Ovarian hyperstimulation syndrome

It’s normal for the ovary to produce fluid in the abdomen as a follicle grows, and to bleed at ovulation. And it’s normal for a corpus luteum to form in the ovary and become cystic in the second half of the cycle. Pain can accompany ovulation and the formation of the corpus luteum, while premenstrual tension can cause bloating, irritability, depression and breast pain.

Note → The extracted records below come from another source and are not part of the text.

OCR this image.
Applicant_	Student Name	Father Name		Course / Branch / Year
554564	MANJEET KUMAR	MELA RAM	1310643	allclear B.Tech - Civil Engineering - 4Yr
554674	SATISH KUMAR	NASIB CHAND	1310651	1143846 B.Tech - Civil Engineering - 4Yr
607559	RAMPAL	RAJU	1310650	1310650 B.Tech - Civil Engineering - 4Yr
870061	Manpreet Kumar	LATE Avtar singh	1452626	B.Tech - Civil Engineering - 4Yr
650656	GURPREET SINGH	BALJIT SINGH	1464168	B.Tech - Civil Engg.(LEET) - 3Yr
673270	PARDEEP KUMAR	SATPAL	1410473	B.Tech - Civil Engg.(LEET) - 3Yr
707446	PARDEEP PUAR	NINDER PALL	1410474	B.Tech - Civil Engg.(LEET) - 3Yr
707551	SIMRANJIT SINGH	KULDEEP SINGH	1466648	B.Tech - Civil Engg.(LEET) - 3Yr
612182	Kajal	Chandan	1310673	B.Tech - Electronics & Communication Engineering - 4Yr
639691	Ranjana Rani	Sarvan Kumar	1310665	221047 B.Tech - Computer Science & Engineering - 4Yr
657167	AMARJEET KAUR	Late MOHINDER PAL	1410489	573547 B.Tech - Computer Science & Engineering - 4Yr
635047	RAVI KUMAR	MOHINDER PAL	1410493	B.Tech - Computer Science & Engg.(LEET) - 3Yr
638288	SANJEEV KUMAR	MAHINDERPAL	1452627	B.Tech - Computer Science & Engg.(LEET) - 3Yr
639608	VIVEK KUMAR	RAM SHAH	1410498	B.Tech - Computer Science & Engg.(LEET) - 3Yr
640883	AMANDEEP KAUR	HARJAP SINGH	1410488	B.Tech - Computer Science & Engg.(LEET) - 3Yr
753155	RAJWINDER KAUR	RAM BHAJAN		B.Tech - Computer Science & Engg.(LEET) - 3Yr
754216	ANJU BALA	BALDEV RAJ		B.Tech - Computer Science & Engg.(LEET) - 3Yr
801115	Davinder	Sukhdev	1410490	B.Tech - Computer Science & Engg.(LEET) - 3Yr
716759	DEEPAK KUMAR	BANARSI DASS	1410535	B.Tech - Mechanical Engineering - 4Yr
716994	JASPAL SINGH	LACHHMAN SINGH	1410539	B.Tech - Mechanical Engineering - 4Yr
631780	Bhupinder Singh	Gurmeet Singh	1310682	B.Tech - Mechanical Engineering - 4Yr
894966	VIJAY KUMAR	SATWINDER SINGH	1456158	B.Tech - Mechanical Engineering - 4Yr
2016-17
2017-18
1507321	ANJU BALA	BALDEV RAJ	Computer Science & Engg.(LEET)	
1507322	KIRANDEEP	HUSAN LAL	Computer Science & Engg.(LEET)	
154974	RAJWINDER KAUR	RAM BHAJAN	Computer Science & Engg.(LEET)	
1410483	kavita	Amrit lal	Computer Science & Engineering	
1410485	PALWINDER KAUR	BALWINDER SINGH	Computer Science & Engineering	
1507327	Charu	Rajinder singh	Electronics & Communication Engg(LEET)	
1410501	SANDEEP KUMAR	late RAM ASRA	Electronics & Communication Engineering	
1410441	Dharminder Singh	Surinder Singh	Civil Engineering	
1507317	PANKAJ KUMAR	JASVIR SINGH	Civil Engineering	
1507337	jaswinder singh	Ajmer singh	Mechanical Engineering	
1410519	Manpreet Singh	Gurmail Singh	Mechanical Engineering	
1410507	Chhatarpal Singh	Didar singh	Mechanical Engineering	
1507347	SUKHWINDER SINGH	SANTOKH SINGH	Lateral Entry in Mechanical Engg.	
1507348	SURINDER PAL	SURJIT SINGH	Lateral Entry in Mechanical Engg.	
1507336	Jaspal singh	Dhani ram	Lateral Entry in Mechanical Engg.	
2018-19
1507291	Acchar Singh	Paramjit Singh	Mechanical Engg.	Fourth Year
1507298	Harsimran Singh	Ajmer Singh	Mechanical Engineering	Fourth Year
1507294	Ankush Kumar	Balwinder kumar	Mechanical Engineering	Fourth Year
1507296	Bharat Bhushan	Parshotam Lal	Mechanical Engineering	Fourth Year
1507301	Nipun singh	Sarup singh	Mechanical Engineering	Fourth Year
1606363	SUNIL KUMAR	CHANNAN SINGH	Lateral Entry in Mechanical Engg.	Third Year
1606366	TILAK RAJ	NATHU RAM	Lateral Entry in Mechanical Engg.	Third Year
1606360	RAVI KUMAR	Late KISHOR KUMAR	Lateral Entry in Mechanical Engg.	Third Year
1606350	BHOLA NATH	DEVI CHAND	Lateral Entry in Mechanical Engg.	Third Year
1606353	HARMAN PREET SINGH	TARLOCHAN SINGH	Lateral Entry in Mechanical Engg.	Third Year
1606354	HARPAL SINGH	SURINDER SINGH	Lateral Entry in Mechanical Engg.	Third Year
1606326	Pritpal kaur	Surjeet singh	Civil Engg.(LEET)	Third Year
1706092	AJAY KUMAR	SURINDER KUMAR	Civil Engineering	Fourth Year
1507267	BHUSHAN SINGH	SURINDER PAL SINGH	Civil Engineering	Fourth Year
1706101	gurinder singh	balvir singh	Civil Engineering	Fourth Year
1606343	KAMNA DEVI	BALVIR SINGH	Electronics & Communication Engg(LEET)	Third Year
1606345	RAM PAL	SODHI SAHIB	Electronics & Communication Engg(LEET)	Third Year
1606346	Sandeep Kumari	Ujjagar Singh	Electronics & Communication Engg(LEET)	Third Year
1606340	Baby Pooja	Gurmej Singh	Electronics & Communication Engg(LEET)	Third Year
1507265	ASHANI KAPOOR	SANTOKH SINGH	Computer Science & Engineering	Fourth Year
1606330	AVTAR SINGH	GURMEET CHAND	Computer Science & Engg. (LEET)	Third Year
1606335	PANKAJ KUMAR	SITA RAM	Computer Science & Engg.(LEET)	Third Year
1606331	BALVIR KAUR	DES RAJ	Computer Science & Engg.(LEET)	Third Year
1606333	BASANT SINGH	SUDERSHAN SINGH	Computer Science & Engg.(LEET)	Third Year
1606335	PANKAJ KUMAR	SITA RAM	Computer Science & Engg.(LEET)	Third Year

When the ovaries are stimulated to increase the numbers of follicles, as occurs in IVF, all these events and their symptoms can be more pronounced than you might expect in a natural cycle.

Our years of experience at Hollywood Fertility Centre indicate that 1 in 30 stimulations is accompanied by enough pelvic pain in the luteal phase to cause a woman to want to rest in bed for a day or two (mild OHSS).

In about 1 in 250 stimulations, a hospital rest results, mainly for observation and to enable us to give adequate relief of pain (moderate OHSS).

In about 1 in 1000 stimulations however, there’s enough fluid in either the abdomen or the chest to be of serious medical concern. Severe OHSS increases a woman’s chance of developing a blood clot, which is potentially life threatening. Signs to watch out for are vomiting, diarrhoea and shortness of breath. Contact the Hollywood Fertility Centre if you experience any of these symptoms.

OHSS is a self-limited condition and the ovaries will almost always completely recover. The signs and symptoms will get worse before they get better if there has been a successful conception, because the natural production of human chorionic gonadotrophin (hCG) will then be added to the injected hCG and keep the ovaries stimulated and enlarged for an extra few weeks.

Rarely (in about 1 in 5,000 cases of OHSS), an enlarged ovary can twist on itself, cutting off its blood supply and causing excruciating pain that necessitates immediate hospital admission.